Involvement of avß3 integrin and PAR signaling in thrombin generation and proliferation of vascular smooth muscle cells from thoracic and abdominal aortic aneurysms

Abstract

In contrast to abdominal aortic aneurysm (AAA), aneurysms of the thoracic ascending aorta (TAA) are not associated with a mural thrombus. However, we have previously shown the presence of prothrombin in the media of TAA. To determine (i) whether thrombin generation (TG) at the surface of VSMCs is increased in AAA, (ii) its dependence with respect to the etiology of the aneurysm, and (iii) the contribution of avß3 integrins as a receptor for prothrombin (FII) and PAR activation to TG and thrombin-induced proliferation. Primary cultures of VSMCs were prepared from human biopsies of TAA, AAA and healthy aorta ( n = 11/group). TG was monitored by thrombography in the presence of healthy plasma or plasma deficient in FII, factor X or VII. In the presence of prothrombin deficient plasma, similar low levels of thrombin (about 1 nM) are formed on the 3 types of VSMCs indicating the presence of FII within the media confirmed by western blot. There is no TG in plasma deficient for factor VII or X. There was no difference in avß3 integrin expression between the different VSMCs.

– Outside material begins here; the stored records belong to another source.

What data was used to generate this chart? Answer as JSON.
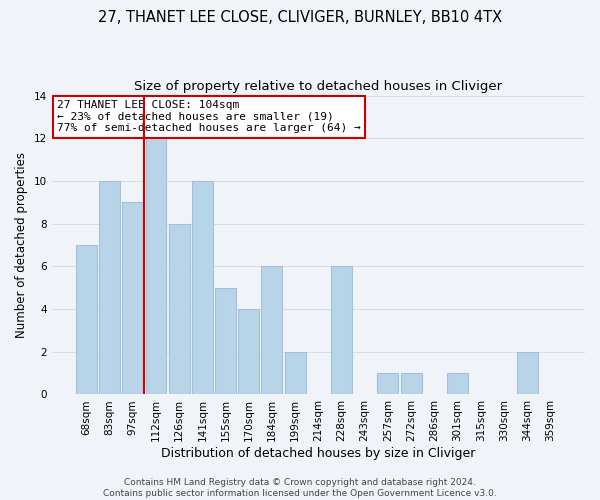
{
  "title1": "27, THANET LEE CLOSE, CLIVIGER, BURNLEY, BB10 4TX",
  "title2": "Size of property relative to detached houses in Cliviger",
  "xlabel": "Distribution of detached houses by size in Cliviger",
  "ylabel": "Number of detached properties",
  "bin_labels": [
    "68sqm",
    "83sqm",
    "97sqm",
    "112sqm",
    "126sqm",
    "141sqm",
    "155sqm",
    "170sqm",
    "184sqm",
    "199sqm",
    "214sqm",
    "228sqm",
    "243sqm",
    "257sqm",
    "272sqm",
    "286sqm",
    "301sqm",
    "315sqm",
    "330sqm",
    "344sqm",
    "359sqm"
  ],
  "bar_heights": [
    7,
    10,
    9,
    12,
    8,
    10,
    5,
    4,
    6,
    2,
    0,
    6,
    0,
    1,
    1,
    0,
    1,
    0,
    0,
    2,
    0
  ],
  "bar_color": "#b8d4e8",
  "bar_edge_color": "#a0c0dc",
  "vline_x_index": 2.5,
  "vline_color": "#cc0000",
  "annotation_title": "27 THANET LEE CLOSE: 104sqm",
  "annotation_line1": "← 23% of detached houses are smaller (19)",
  "annotation_line2": "77% of semi-detached houses are larger (64) →",
  "annotation_box_color": "#ffffff",
  "annotation_box_edge": "#cc0000",
  "ylim": [
    0,
    14
  ],
  "yticks": [
    0,
    2,
    4,
    6,
    8,
    10,
    12,
    14
  ],
  "footer1": "Contains HM Land Registry data © Crown copyright and database right 2024.",
  "footer2": "Contains public sector information licensed under the Open Government Licence v3.0.",
  "title1_fontsize": 10.5,
  "title2_fontsize": 9.5,
  "xlabel_fontsize": 9,
  "ylabel_fontsize": 8.5,
  "tick_fontsize": 7.5,
  "footer_fontsize": 6.5,
  "bg_color": "#f0f4f8"
}
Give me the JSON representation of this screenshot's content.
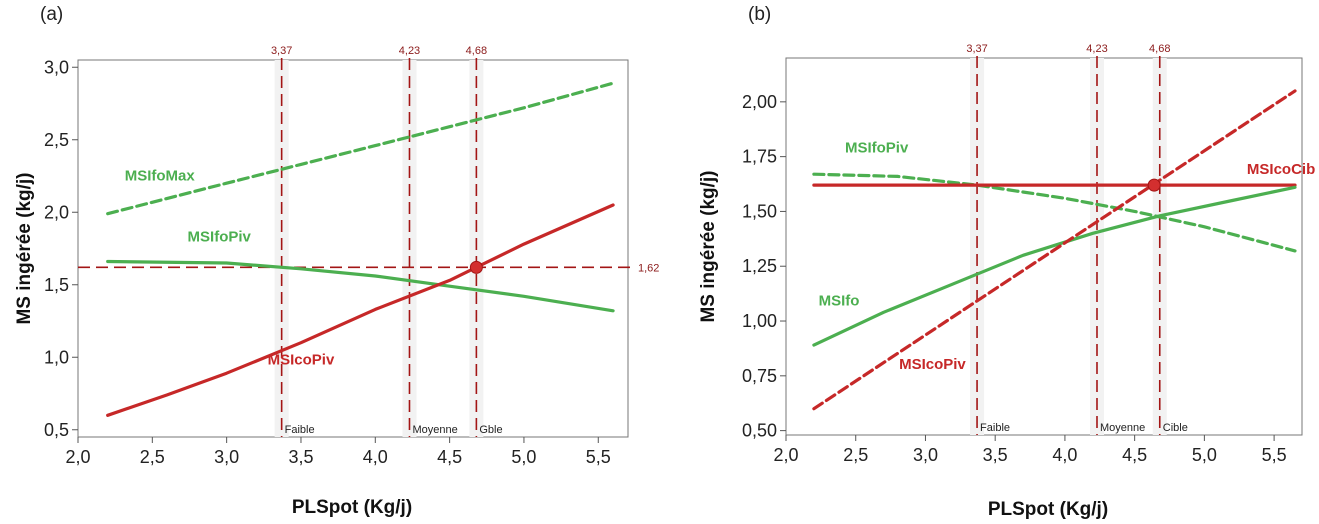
{
  "colors": {
    "green": "#4caf50",
    "red": "#c62828",
    "refline": "#a31515"
  },
  "chart_data": [
    {
      "panel": "(a)",
      "type": "line",
      "xlabel": "PLSpot (Kg/j)",
      "ylabel": "MS ingérée (kg/j)",
      "xlim": [
        2.0,
        5.7
      ],
      "ylim": [
        0.45,
        3.05
      ],
      "xticks": [
        2.0,
        2.5,
        3.0,
        3.5,
        4.0,
        4.5,
        5.0,
        5.5
      ],
      "xtick_labels": [
        "2,0",
        "2,5",
        "3,0",
        "3,5",
        "4,0",
        "4,5",
        "5,0",
        "5,5"
      ],
      "yticks": [
        0.5,
        1.0,
        1.5,
        2.0,
        2.5,
        3.0
      ],
      "ytick_labels": [
        "0,5",
        "1,0",
        "1,5",
        "2,0",
        "2,5",
        "3,0"
      ],
      "series": [
        {
          "name": "MSIfoMax",
          "color": "green",
          "dash": true,
          "x": [
            2.2,
            3.0,
            3.5,
            4.0,
            4.5,
            5.0,
            5.6
          ],
          "y": [
            1.99,
            2.2,
            2.33,
            2.46,
            2.59,
            2.72,
            2.89
          ],
          "label_at": [
            2.55,
            2.22
          ]
        },
        {
          "name": "MSIfoPiv",
          "color": "green",
          "dash": false,
          "x": [
            2.2,
            3.0,
            3.5,
            4.0,
            4.5,
            5.0,
            5.6
          ],
          "y": [
            1.66,
            1.65,
            1.61,
            1.56,
            1.49,
            1.42,
            1.32
          ],
          "label_at": [
            2.95,
            1.8
          ]
        },
        {
          "name": "MSIcoPiv",
          "color": "red",
          "dash": false,
          "x": [
            2.2,
            2.6,
            3.0,
            3.5,
            4.0,
            4.5,
            4.68,
            5.0,
            5.6
          ],
          "y": [
            0.6,
            0.74,
            0.89,
            1.1,
            1.33,
            1.53,
            1.62,
            1.78,
            2.05
          ],
          "label_at": [
            3.5,
            0.95
          ]
        }
      ],
      "vlines": [
        {
          "x": 3.37,
          "label": "3,37",
          "category": "Faible"
        },
        {
          "x": 4.23,
          "label": "4,23",
          "category": "Moyenne"
        },
        {
          "x": 4.68,
          "label": "4,68",
          "category": "Gble"
        }
      ],
      "hline": {
        "y": 1.62,
        "label": "1,62"
      },
      "marker": {
        "x": 4.68,
        "y": 1.62
      }
    },
    {
      "panel": "(b)",
      "type": "line",
      "xlabel": "PLSpot (Kg/j)",
      "ylabel": "MS ingérée (kg/j)",
      "xlim": [
        2.0,
        5.7
      ],
      "ylim": [
        0.48,
        2.2
      ],
      "xticks": [
        2.0,
        2.5,
        3.0,
        3.5,
        4.0,
        4.5,
        5.0,
        5.5
      ],
      "xtick_labels": [
        "2,0",
        "2,5",
        "3,0",
        "3,5",
        "4,0",
        "4,5",
        "5,0",
        "5,5"
      ],
      "yticks": [
        0.5,
        0.75,
        1.0,
        1.25,
        1.5,
        1.75,
        2.0
      ],
      "ytick_labels": [
        "0,50",
        "0,75",
        "1,00",
        "1,25",
        "1,50",
        "1,75",
        "2,00"
      ],
      "series": [
        {
          "name": "MSIfoPiv",
          "color": "green",
          "dash": true,
          "x": [
            2.2,
            2.8,
            3.37,
            4.0,
            4.5,
            5.0,
            5.65
          ],
          "y": [
            1.67,
            1.66,
            1.62,
            1.56,
            1.5,
            1.43,
            1.32
          ],
          "label_at": [
            2.65,
            1.77
          ]
        },
        {
          "name": "MSIcoCib",
          "color": "red",
          "dash": false,
          "x": [
            2.2,
            5.65
          ],
          "y": [
            1.62,
            1.62
          ],
          "label_at": [
            5.55,
            1.67
          ]
        },
        {
          "name": "MSIfo",
          "color": "green",
          "dash": false,
          "x": [
            2.2,
            2.7,
            3.2,
            3.7,
            4.2,
            4.68,
            5.2,
            5.65
          ],
          "y": [
            0.89,
            1.04,
            1.17,
            1.3,
            1.4,
            1.48,
            1.55,
            1.61
          ],
          "label_at": [
            2.38,
            1.07
          ]
        },
        {
          "name": "MSIcoPiv",
          "color": "red",
          "dash": true,
          "x": [
            2.2,
            5.65
          ],
          "y": [
            0.6,
            2.05
          ],
          "label_at": [
            3.05,
            0.78
          ]
        }
      ],
      "vlines": [
        {
          "x": 3.37,
          "label": "3,37",
          "category": "Faible"
        },
        {
          "x": 4.23,
          "label": "4,23",
          "category": "Moyenne"
        },
        {
          "x": 4.68,
          "label": "4,68",
          "category": "Cible"
        }
      ],
      "hline": null,
      "marker": {
        "x": 4.64,
        "y": 1.62
      }
    }
  ]
}
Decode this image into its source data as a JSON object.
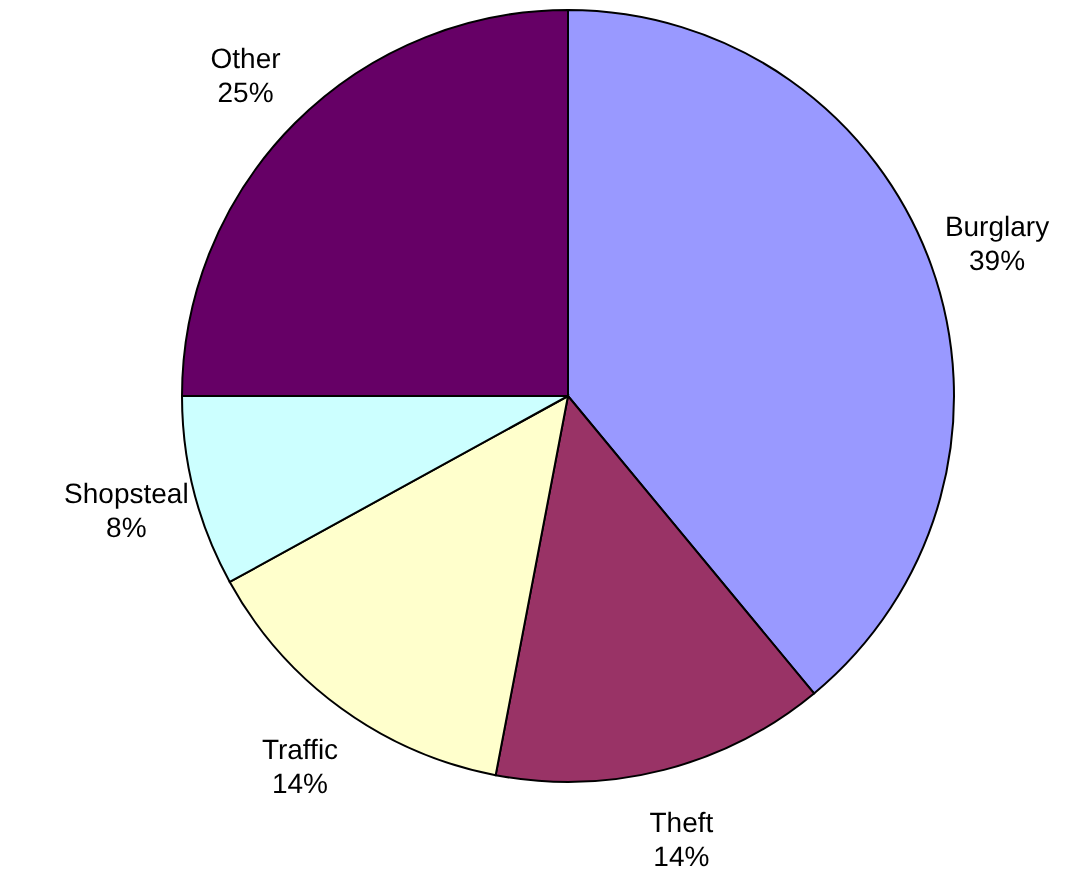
{
  "chart_data": {
    "type": "pie",
    "categories": [
      "Burglary",
      "Theft",
      "Traffic",
      "Shopsteal",
      "Other"
    ],
    "values": [
      39,
      14,
      14,
      8,
      25
    ],
    "value_labels": [
      "39%",
      "14%",
      "14%",
      "8%",
      "25%"
    ],
    "colors": [
      "#9999ff",
      "#993366",
      "#ffffcc",
      "#ccffff",
      "#660066"
    ]
  }
}
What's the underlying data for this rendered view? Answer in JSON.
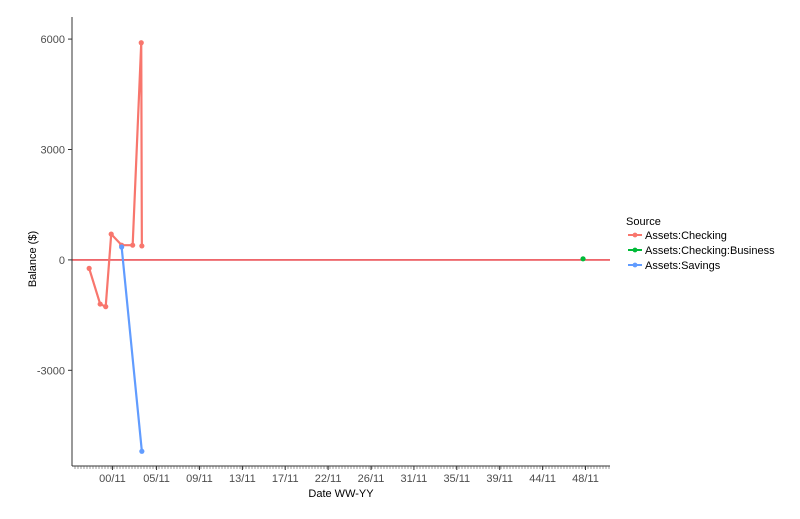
{
  "chart_data": {
    "type": "line",
    "title": "",
    "xlabel": "Date WW-YY",
    "ylabel": "Balance ($)",
    "x_tick_labels": [
      "00/11",
      "05/11",
      "09/11",
      "13/11",
      "17/11",
      "22/11",
      "26/11",
      "31/11",
      "35/11",
      "39/11",
      "44/11",
      "48/11"
    ],
    "x_tick_values": [
      1,
      4.6,
      8.1,
      11.6,
      15.1,
      18.6,
      22.1,
      25.6,
      29.1,
      32.6,
      36.1,
      39.6
    ],
    "xlim": [
      -2.3,
      41.6
    ],
    "y_tick_labels": [
      "-3000",
      "0",
      "3000",
      "6000"
    ],
    "y_tick_values": [
      -3000,
      0,
      3000,
      6000
    ],
    "ylim": [
      -5600,
      6600
    ],
    "reference_line": {
      "y": 0,
      "color": "#e8343a"
    },
    "legend": {
      "title": "Source",
      "position": "right"
    },
    "series": [
      {
        "name": "Assets:Checking",
        "color": "#f8766d",
        "x": [
          -0.9,
          0,
          0.45,
          0.9,
          1.75,
          2.65,
          3.35,
          3.4
        ],
        "y": [
          -230,
          -1200,
          -1270,
          700,
          400,
          400,
          5900,
          380
        ]
      },
      {
        "name": "Assets:Checking:Business",
        "color": "#00ba38",
        "x": [
          39.4
        ],
        "y": [
          30
        ]
      },
      {
        "name": "Assets:Savings",
        "color": "#619cff",
        "x": [
          1.75,
          3.4
        ],
        "y": [
          350,
          -5200
        ]
      }
    ]
  }
}
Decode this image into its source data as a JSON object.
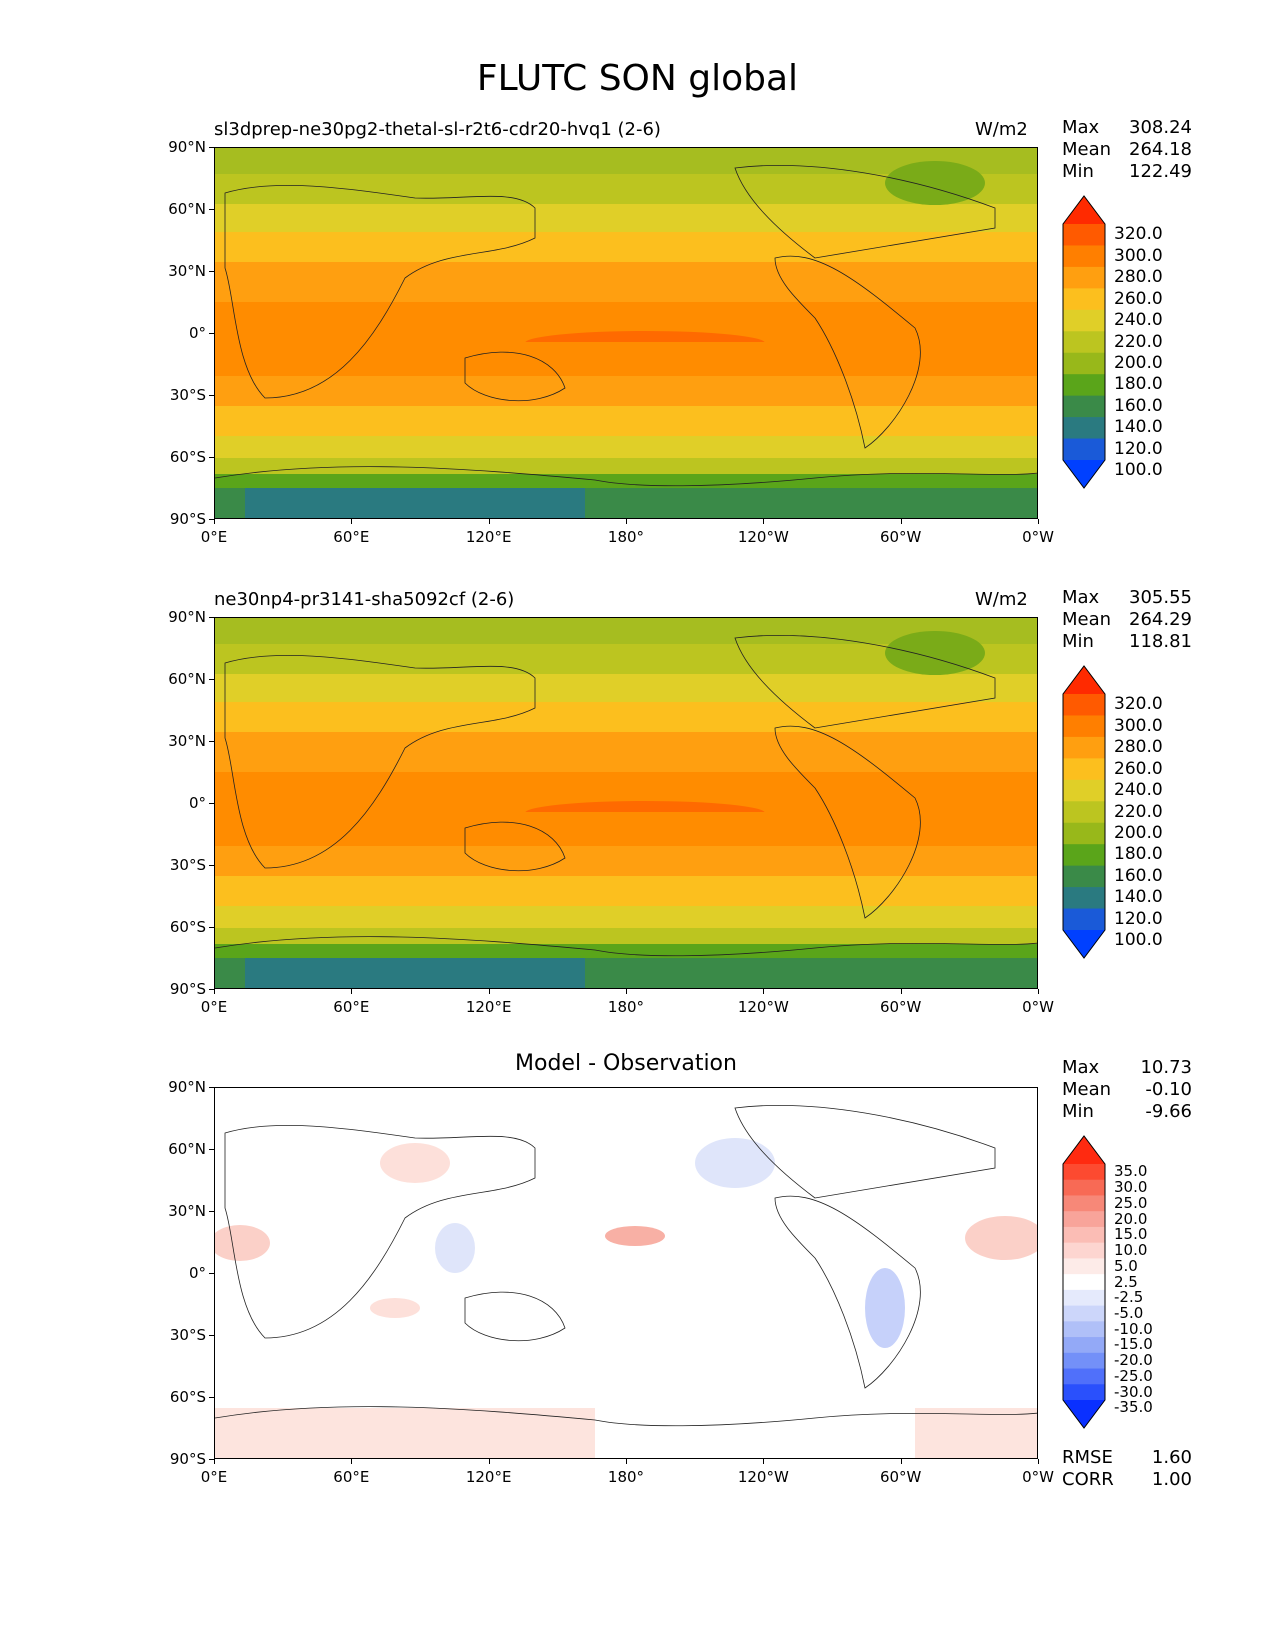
{
  "figure_title": "FLUTC SON global",
  "axes": {
    "lat_ticks": [
      "90°N",
      "60°N",
      "30°N",
      "0°",
      "30°S",
      "60°S",
      "90°S"
    ],
    "lon_ticks": [
      "0°E",
      "60°E",
      "120°E",
      "180°",
      "120°W",
      "60°W",
      "0°W"
    ]
  },
  "panels": [
    {
      "title": "sl3dprep-ne30pg2-thetal-sl-r2t6-cdr20-hvq1 (2-6)",
      "units": "W/m2",
      "stats": {
        "max_label": "Max",
        "max": "308.24",
        "mean_label": "Mean",
        "mean": "264.18",
        "min_label": "Min",
        "min": "122.49"
      },
      "colorbar": {
        "labels": [
          "320.0",
          "300.0",
          "280.0",
          "260.0",
          "240.0",
          "220.0",
          "200.0",
          "180.0",
          "160.0",
          "140.0",
          "120.0",
          "100.0"
        ],
        "colors": [
          "#ff2a00",
          "#ff5a00",
          "#ff7f00",
          "#ff9f10",
          "#fcbf1e",
          "#e0cf28",
          "#bcc520",
          "#98b81a",
          "#5aa51a",
          "#3a8a48",
          "#2a7a80",
          "#1a5ad8",
          "#0040ff"
        ]
      }
    },
    {
      "title": "ne30np4-pr3141-sha5092cf (2-6)",
      "units": "W/m2",
      "stats": {
        "max_label": "Max",
        "max": "305.55",
        "mean_label": "Mean",
        "mean": "264.29",
        "min_label": "Min",
        "min": "118.81"
      },
      "colorbar": {
        "labels": [
          "320.0",
          "300.0",
          "280.0",
          "260.0",
          "240.0",
          "220.0",
          "200.0",
          "180.0",
          "160.0",
          "140.0",
          "120.0",
          "100.0"
        ],
        "colors": [
          "#ff2a00",
          "#ff5a00",
          "#ff7f00",
          "#ff9f10",
          "#fcbf1e",
          "#e0cf28",
          "#bcc520",
          "#98b81a",
          "#5aa51a",
          "#3a8a48",
          "#2a7a80",
          "#1a5ad8",
          "#0040ff"
        ]
      }
    },
    {
      "title": "Model - Observation",
      "units": "",
      "stats": {
        "max_label": "Max",
        "max": "10.73",
        "mean_label": "Mean",
        "mean": "-0.10",
        "min_label": "Min",
        "min": "-9.66"
      },
      "colorbar": {
        "labels": [
          "35.0",
          "30.0",
          "25.0",
          "20.0",
          "15.0",
          "10.0",
          "5.0",
          "2.5",
          "-2.5",
          "-5.0",
          "-10.0",
          "-15.0",
          "-20.0",
          "-25.0",
          "-30.0",
          "-35.0"
        ],
        "colors": [
          "#ff2a10",
          "#fd4a30",
          "#f86a55",
          "#f78878",
          "#f8a49a",
          "#fbbdb5",
          "#fdd5d0",
          "#fdebe8",
          "#ffffff",
          "#e5eafc",
          "#ccd6fa",
          "#b0c0f8",
          "#93a9f7",
          "#7390f8",
          "#5070fa",
          "#2a50fc",
          "#0a30ff"
        ]
      },
      "rmse_label": "RMSE",
      "rmse": "1.60",
      "corr_label": "CORR",
      "corr": "1.00"
    }
  ]
}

In the presence of healthy plasma, TG was significantly higher (30% increase) on VSMCs from AAA (accompanied by an increase in tissue factor expression) and lower on VSMCs from TAA compared with healthy VSMCs. Inhibition of TG by an antagonist of PAR-1 was more pronounced in VSMCs from AAA than from TAA a without difference in PAR-1 expression. This effect was associated with increased thrombin-induced proliferation of VSMCs from AAA compared with healthy VSMCs. The higher prothrombotic effect of VSMCs from AAA is mediated partly by PAR in an auto-amplification loop and suggests the contribution of these cells in the occurrence of thrombotic events. Our results demonstrate also that endogenous synthesis of prothrombin is sufficient to produce nanomolar amounts of thrombin known to exert cell proliferative effect involved in both AAA and TAA progression.